Aracely Rivera lleva 40 de sus 66 años como vendedora informal. Pasó la mitad de su vida recorriendo las principales arterias del corazón capitalino, soportando las inclemencias del sol o las torrenciales lluvias. Hoy con un improvisado puesto a orillas de la calle Delgado, en pleno centro de San Salvador, todavía sueña con un local propio donde pueda vender dignamente.
Aracely Rivera es una comerciante capitalina que habla con soltura y se mueve como pez en el agua en medio de los recovecos del centro histórico.
Mientras camina abriéndose paso entre el bullicio de otros comerciantes, sujeta su delantal de rojo intenso y cuenta las anécdotas de una vida difícil como vendedora ambulante, pero que en lugar de endurecerla, la han hecho más humana.
Llegó a las principales arterias del centro capitalino cuando rondaba los 25 años, movida asegura por la necesidad de ganar dinero.
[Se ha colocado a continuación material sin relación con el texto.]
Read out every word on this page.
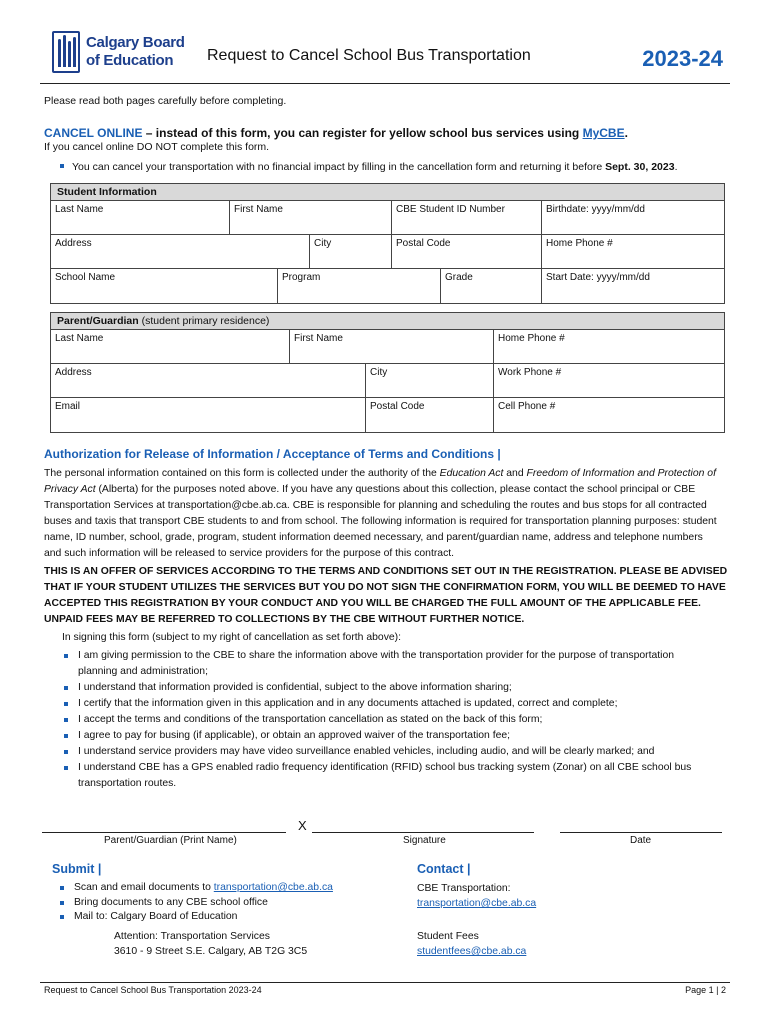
Calgary Board
of Education	Request to Cancel School Bus Transportation	2023-24
Please read both pages carefully before completing.
CANCEL ONLINE – instead of this form, you can register for yellow school bus services using MyCBE.
If you cancel online DO NOT complete this form.
You can cancel your transportation with no financial impact by filling in the cancellation form and returning it before Sept. 30, 2023.
Student Information
Last Name	First Name	CBE Student ID Number	Birthdate: yyyy/mm/dd
Address	City	Postal Code	Home Phone #
School Name	Program	Grade	Start Date: yyyy/mm/dd
Parent/Guardian (student primary residence)
Last Name	First Name	Home Phone #
Address	City	Work Phone #
Email	Postal Code	Cell Phone #
Authorization for Release of Information / Acceptance of Terms and Conditions |
The personal information contained on this form is collected under the authority of the Education Act and Freedom of Information and Protection of Privacy Act (Alberta) for the purposes noted above. If you have any questions about this collection, please contact the school principal or CBE Transportation Services at transportation@cbe.ab.ca. CBE is responsible for planning and scheduling the routes and bus stops for all contracted buses and taxis that transport CBE students to and from school. The following information is required for transportation planning purposes: student name, ID number, school, grade, program, student information deemed necessary, and parent/guardian name, address and telephone numbers and such information will be released to service providers for the purpose of this contract.
THIS IS AN OFFER OF SERVICES ACCORDING TO THE TERMS AND CONDITIONS SET OUT IN THE REGISTRATION. PLEASE BE ADVISED THAT IF YOUR STUDENT UTILIZES THE SERVICES BUT YOU DO NOT SIGN THE CONFIRMATION FORM, YOU WILL BE DEEMED TO HAVE ACCEPTED THIS REGISTRATION BY YOUR CONDUCT AND YOU WILL BE CHARGED THE FULL AMOUNT OF THE APPLICABLE FEE. UNPAID FEES MAY BE REFERRED TO COLLECTIONS BY THE CBE WITHOUT FURTHER NOTICE.
In signing this form (subject to my right of cancellation as set forth above):
I am giving permission to the CBE to share the information above with the transportation provider for the purpose of transportation planning and administration;
I understand that information provided is confidential, subject to the above information sharing;
I certify that the information given in this application and in any documents attached is updated, correct and complete;
I accept the terms and conditions of the transportation cancellation as stated on the back of this form;
I agree to pay for busing (if applicable), or obtain an approved waiver of the transportation fee;
I understand service providers may have video surveillance enabled vehicles, including audio, and will be clearly marked; and
I understand CBE has a GPS enabled radio frequency identification (RFID) school bus tracking system (Zonar) on all CBE school bus transportation routes.
X
Parent/Guardian (Print Name)	Signature	Date
Submit |
Scan and email documents to transportation@cbe.ab.ca
Bring documents to any CBE school office
Mail to: Calgary Board of Education
Attention: Transportation Services
3610 - 9 Street S.E. Calgary, AB T2G 3C5
Contact |
CBE Transportation:
transportation@cbe.ab.ca
Student Fees
studentfees@cbe.ab.ca
Request to Cancel School Bus Transportation 2023-24	Page 1 | 2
Ya tenía a su hija mayor, en ese entonces de ocho años y aunque su esposo, que era maestro de obra le ayudaba, no alcanzaba para mucho.
Su esposo falleció tiempo después y ella se convirtió en madre soltera de sus tres hijos y no hubo lluvia o intenso sol que la detuviera en sus ganas de salir adelante.
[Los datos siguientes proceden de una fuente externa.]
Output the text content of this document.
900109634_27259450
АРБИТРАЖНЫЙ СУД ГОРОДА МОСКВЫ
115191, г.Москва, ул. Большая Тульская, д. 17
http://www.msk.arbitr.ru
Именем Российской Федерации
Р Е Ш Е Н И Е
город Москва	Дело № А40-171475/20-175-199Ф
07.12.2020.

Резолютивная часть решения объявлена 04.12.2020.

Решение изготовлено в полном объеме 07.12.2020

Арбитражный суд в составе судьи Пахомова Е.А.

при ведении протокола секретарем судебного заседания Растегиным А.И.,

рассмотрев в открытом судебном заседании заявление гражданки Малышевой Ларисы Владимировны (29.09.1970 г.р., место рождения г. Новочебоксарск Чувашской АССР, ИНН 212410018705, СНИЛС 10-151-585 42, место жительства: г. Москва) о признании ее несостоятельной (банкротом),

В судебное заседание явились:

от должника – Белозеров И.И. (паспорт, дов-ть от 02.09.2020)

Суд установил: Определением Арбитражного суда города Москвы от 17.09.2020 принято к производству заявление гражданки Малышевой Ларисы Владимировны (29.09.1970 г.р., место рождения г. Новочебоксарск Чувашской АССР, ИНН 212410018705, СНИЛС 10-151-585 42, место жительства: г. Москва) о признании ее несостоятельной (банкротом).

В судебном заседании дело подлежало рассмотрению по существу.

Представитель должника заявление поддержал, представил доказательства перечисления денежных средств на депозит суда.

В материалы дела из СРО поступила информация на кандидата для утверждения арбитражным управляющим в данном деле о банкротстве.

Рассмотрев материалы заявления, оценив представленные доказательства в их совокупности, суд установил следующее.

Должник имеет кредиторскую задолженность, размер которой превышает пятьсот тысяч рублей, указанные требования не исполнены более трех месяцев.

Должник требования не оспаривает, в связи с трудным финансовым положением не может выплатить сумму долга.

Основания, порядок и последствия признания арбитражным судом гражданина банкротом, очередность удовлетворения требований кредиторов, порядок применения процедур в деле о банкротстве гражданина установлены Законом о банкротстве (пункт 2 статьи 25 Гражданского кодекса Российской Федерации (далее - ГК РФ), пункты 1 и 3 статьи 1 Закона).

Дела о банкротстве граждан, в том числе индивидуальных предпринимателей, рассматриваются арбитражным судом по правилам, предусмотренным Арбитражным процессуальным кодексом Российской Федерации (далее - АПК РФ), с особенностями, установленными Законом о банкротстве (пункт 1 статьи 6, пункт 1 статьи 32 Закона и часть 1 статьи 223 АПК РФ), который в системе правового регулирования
Aracely que cursó hasta el quinto grado, cuenta que de niña pasó siempre muchas necesidades y aprendió rápido que debía buscar la forma de ganar dinero por su cuenta.
“En mi casa éramos nueve hijos y mi mamá no tenía estudios, recuerdo que hacía empanadas y nos las daba a los más grandes para que las saliéramos a vender y de eso comíamos todos”, recuerda Aracely.
Cuando Aracely llegó al centro capitalino no tenía un puesto fijo y así pasó por más de veinte años, recorriendo desde los alrededores del cine Metro hasta el mercado central, en ida y vuelta, y por las calles aledañas vendiendo calcetines que se colgaba en los alrededores de su cuerpo.
Luego, pudo instalarse en una acera siempre frente al excine Metro y ahí, cuenta crió a sus hijos. “Ahí en esa esquina – señala el lugar- tuve a mis tres hijos, primero en cajitas de cartón o madera y luego cuando pude les compré un corralito y así los crié, pasamos muchos momentos duros pero Dios nos cuidó”, recuerda.
Su más grande orgullo es que con esa modesta venta de ropa, logró que dos de sus tres hijos se graduaran de la universidad y pudieran tener una mejor calidad de vida, pero ella, sin pensión ni otro tipo de ingreso, sigue en las ventas, hasta que Dios le de fuerzas.
Como muchos comerciantes de la zona, se ha enfrentado a problemas como la delincuencia, el robo de mercadería y el acoso de los agiotistas que los ahogan con los intereses de los préstamos.
“Yo he pasado momentos en que sentía que no podía ni vivir de tanto que debía y los agiotistas acosan y uno debe pagar y volver a prestar, porque de lo contrario no se tiene para invertir ni para seguir sobreviviendo”, cuenta.
Si bien sigue vendiendo en el corazón del centro histórico ha logrado instalarse en un modesto espacio en la calle Delgado, de las calcetas pasó a vender todo tipo de ropa para dama y caballero, ropa interior y sandalias, pero el puesto es pequeño, no hay agua potable y para ir al sanitario debe caminar hasta el parqueo de la exbiblioteca, a unos 500 metros de su lugar de trabajo.
Incluso guardar su mercadería es difícil, porque el peso de los años le dificulta moverse en su espacio tan reducido. Ha visto pasar varias administraciones de gobierno central o municipal que les han prometido a ella y a millares de comerciantes ubicarlos en un verdadero mercado, pero nada se ha concretado.
“Yo lo único que aspiro ya a mis 66 año, es lograr contar con un puesto bonito, un lugar donde pueda moverme sin dificultad, que sea limpio y sobre todo que sea digno”, dice esta comerciante, ese dice, sería el regalo de su jubilación.